I did not bring a copy home, so I will just tell you what is involved, what to do. For the specifics and particulars (like how much of what) you can either stop in for taste-test today and Tuesday, or you can go to the website, look it up to see what I might have left out. But basically it was just shrimps and pasta. Like you would get someplace fancy, but when you make it yourself, you can eat in your pjs.

It starts with a bag of frozen shrimps. Really convenient. They are ready to drop in the skillet. The tails have been removed. As well as the other parts you don't want to deal with: shells and de-veining.
So after you dice up several garlic cloves, and pour some olive oil in your pre-heated skillet, you drop in the shrimps. Cook about one minute, then start adding other stuff: diced roasted red peppers (from a jar), chicken stock, butter, a bit of fresh parmesan, seasonings to taste (I'd leave out the red pepper flakes at my house), then stir in a bag of fresh clean spinach to wilt. It will be ready in about the same amount of time it takes to cook the linguini.  Put the linguini on plates, top with shrimp mixture. Serve with a green salad. I didn't add as much seasoning as the recipe wanted, and still got lots of comments about how good it was. Some people passed due to not eating shrimp, and I said: 'me neither'.

I'm going back to do it again today.

not sure if it is...

Saturday, March 21, 2015
a good or  not so good thing. I went to work at 6 this morning, and left there a bit after 4, so it was a long stinkin' day. But if there is anything good about the long stinkin' day, it is that the job was in the produce department. And had a pretty good day, chatting with Alice and yakking with friend Martin.

Making salads, cutting fresh fruit to put in bowls and out on the fresh fruit bar. And yogurt parfaits, where I was before thinking it was a good idea to start the cooking demo. job. Which is also where I was before I feel like I shot myself in the foot, figuratively speaking. Due to being forced to take pay cut when my job class changed on the corporate level.

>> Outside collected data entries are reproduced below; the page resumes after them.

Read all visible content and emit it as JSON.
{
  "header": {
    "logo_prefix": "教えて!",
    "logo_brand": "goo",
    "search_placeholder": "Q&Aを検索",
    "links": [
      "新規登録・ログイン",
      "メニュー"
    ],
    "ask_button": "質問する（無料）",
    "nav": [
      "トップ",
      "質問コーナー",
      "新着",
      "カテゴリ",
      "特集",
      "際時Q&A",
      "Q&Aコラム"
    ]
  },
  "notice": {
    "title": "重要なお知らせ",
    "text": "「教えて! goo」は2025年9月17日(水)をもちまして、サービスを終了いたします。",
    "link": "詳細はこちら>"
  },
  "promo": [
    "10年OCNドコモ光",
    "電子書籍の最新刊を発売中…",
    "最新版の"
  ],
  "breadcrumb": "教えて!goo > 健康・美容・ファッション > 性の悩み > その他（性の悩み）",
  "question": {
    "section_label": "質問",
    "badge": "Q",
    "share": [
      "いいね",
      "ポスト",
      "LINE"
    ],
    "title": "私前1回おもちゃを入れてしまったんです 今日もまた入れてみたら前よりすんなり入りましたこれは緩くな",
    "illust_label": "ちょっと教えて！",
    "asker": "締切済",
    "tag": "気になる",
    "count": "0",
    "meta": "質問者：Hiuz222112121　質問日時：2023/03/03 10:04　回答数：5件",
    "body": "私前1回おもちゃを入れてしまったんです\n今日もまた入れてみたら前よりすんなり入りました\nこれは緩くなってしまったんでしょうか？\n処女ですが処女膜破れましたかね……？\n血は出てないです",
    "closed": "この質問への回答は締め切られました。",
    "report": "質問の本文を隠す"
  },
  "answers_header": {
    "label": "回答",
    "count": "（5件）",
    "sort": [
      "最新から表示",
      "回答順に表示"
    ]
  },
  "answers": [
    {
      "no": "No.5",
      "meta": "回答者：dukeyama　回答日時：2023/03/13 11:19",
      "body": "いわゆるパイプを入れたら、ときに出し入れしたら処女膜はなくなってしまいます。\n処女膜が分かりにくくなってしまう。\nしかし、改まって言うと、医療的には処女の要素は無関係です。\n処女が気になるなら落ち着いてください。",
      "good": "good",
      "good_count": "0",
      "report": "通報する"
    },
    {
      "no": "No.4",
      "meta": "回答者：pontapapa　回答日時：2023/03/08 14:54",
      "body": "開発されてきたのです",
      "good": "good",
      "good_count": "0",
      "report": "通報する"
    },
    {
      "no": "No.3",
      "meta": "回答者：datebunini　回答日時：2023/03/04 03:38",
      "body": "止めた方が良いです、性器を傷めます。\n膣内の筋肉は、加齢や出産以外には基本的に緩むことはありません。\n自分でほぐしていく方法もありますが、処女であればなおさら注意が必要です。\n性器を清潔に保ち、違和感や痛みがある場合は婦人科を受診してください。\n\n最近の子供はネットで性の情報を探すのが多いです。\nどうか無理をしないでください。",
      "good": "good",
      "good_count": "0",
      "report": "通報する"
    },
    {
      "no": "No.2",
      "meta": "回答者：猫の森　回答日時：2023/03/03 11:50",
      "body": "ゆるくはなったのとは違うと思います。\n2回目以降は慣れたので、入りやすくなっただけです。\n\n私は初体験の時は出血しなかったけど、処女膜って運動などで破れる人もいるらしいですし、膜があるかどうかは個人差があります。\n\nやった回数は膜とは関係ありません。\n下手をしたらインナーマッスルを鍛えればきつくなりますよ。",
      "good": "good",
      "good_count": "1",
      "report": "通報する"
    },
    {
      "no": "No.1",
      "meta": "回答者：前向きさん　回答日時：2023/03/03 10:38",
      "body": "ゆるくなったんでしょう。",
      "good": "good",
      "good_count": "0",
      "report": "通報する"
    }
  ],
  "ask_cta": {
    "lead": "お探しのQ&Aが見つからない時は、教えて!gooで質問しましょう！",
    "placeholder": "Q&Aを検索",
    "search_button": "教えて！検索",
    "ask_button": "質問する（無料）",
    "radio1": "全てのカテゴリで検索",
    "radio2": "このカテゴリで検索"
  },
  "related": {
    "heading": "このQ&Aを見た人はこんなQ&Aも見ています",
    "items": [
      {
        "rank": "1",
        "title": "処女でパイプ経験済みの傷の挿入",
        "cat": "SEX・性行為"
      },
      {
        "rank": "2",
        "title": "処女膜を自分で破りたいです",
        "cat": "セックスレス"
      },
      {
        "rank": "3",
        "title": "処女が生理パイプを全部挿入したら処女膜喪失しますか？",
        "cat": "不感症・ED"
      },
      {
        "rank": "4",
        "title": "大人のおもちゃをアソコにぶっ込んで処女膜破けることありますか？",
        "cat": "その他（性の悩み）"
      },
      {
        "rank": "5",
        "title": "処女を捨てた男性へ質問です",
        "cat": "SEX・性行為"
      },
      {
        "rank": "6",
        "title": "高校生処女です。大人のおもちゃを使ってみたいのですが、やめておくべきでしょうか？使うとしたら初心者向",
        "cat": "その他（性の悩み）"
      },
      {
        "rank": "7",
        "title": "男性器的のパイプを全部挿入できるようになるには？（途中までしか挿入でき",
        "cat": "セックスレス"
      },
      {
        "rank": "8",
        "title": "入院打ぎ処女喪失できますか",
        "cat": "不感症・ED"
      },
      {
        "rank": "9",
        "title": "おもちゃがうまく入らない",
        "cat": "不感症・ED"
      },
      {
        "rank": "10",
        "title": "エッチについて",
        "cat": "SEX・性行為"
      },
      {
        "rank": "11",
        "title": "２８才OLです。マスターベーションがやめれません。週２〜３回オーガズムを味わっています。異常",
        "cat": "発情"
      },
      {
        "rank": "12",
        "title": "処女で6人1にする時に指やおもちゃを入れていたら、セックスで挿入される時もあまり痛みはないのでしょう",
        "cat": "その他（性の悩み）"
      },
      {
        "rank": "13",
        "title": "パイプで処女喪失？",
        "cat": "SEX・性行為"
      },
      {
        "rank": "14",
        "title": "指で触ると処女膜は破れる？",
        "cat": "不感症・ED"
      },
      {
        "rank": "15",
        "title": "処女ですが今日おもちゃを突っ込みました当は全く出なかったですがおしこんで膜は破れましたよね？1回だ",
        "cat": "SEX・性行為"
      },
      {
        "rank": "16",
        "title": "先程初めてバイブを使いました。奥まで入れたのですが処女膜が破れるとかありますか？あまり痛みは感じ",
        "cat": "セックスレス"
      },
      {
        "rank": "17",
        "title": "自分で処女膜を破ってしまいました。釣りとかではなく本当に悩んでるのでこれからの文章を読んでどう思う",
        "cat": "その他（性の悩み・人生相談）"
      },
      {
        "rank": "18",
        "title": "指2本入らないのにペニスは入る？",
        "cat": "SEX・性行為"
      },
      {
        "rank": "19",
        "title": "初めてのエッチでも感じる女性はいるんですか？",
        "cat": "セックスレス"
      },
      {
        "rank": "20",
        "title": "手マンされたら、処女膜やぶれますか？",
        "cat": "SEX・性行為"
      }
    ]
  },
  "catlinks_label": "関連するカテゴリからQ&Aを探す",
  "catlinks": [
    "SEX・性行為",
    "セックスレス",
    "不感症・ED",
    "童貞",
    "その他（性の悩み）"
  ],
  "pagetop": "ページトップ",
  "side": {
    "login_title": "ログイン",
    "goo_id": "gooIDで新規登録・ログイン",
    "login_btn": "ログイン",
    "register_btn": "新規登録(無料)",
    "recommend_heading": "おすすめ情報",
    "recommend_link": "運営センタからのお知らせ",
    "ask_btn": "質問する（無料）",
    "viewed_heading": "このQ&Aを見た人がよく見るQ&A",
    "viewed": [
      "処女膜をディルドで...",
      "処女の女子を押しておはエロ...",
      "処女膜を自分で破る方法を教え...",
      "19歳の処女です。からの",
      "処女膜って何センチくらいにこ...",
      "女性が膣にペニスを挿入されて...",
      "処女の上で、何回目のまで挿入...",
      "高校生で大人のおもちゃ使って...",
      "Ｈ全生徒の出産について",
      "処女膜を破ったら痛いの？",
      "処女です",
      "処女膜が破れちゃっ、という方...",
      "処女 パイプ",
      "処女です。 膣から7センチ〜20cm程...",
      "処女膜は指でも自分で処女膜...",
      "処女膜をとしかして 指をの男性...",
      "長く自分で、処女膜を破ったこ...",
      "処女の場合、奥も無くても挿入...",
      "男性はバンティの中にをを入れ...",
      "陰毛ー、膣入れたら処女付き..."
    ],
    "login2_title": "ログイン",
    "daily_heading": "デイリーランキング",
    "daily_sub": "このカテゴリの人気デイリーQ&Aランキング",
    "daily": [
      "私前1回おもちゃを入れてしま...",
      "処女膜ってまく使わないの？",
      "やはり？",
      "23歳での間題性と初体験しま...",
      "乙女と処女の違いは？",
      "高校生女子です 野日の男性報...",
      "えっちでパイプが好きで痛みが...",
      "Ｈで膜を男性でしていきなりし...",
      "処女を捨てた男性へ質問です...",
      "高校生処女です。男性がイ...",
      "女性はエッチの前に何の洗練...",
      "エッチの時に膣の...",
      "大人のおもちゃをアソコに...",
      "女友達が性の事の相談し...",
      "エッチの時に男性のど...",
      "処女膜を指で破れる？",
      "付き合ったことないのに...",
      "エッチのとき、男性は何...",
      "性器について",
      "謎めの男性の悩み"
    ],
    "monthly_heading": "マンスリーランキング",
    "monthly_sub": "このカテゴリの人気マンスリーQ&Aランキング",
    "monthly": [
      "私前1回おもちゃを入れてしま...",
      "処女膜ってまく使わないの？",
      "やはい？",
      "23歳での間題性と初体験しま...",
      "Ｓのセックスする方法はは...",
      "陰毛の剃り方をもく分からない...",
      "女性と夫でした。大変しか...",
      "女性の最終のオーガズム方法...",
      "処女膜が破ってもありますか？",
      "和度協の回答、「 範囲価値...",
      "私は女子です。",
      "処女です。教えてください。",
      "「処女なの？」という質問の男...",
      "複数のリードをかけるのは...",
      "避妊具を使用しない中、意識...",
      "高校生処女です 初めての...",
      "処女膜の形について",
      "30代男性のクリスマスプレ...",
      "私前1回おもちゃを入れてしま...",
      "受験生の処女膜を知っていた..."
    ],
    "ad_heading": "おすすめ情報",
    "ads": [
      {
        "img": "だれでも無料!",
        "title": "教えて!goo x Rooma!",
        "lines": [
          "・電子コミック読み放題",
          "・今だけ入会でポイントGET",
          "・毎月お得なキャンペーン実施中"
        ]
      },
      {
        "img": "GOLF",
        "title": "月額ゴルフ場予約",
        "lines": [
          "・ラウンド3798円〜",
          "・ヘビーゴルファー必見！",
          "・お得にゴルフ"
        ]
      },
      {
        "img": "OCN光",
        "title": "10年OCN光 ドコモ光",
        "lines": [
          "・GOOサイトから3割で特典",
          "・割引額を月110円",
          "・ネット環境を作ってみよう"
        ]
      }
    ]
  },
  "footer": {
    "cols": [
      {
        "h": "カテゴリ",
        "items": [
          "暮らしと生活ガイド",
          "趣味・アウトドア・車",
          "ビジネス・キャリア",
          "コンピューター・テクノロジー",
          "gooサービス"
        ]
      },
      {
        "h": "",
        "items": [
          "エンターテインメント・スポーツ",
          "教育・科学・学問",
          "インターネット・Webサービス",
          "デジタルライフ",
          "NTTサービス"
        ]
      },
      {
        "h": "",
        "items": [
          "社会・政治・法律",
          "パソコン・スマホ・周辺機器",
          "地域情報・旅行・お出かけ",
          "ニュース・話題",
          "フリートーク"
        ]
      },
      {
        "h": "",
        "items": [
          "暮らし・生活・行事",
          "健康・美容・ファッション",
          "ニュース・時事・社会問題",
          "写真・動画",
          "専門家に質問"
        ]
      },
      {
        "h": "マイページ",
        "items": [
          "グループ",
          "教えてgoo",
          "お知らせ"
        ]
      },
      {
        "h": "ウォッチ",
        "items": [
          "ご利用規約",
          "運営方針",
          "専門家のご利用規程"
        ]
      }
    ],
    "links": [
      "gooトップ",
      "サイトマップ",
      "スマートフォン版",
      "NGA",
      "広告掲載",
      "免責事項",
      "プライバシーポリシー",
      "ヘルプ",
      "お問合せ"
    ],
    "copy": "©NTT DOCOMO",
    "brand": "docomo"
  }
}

I'm still so annoyed (and that is probably the kindest, most printable word I can apply to how I really feel about this untenable situation) over finding there is no possibility of a pay raise for diligence, or reliability, or conscientious work, or dependability, or cheerfulness, or any of the traits I feel I demonstrate at work. It might be fine and dandy for people at a corporate level to make decisions about how much my time over these many years is worth. But when I think of how much money they get paid to sit in the rolling chair all day, and make those decisions that impact all the people out here on the front lines of providing goods and superior customer service it is so irritating. Makes me want to use those words I am trying to keep closely guarded in my mouth instead of letting them  loose to turn the atmosphere blue.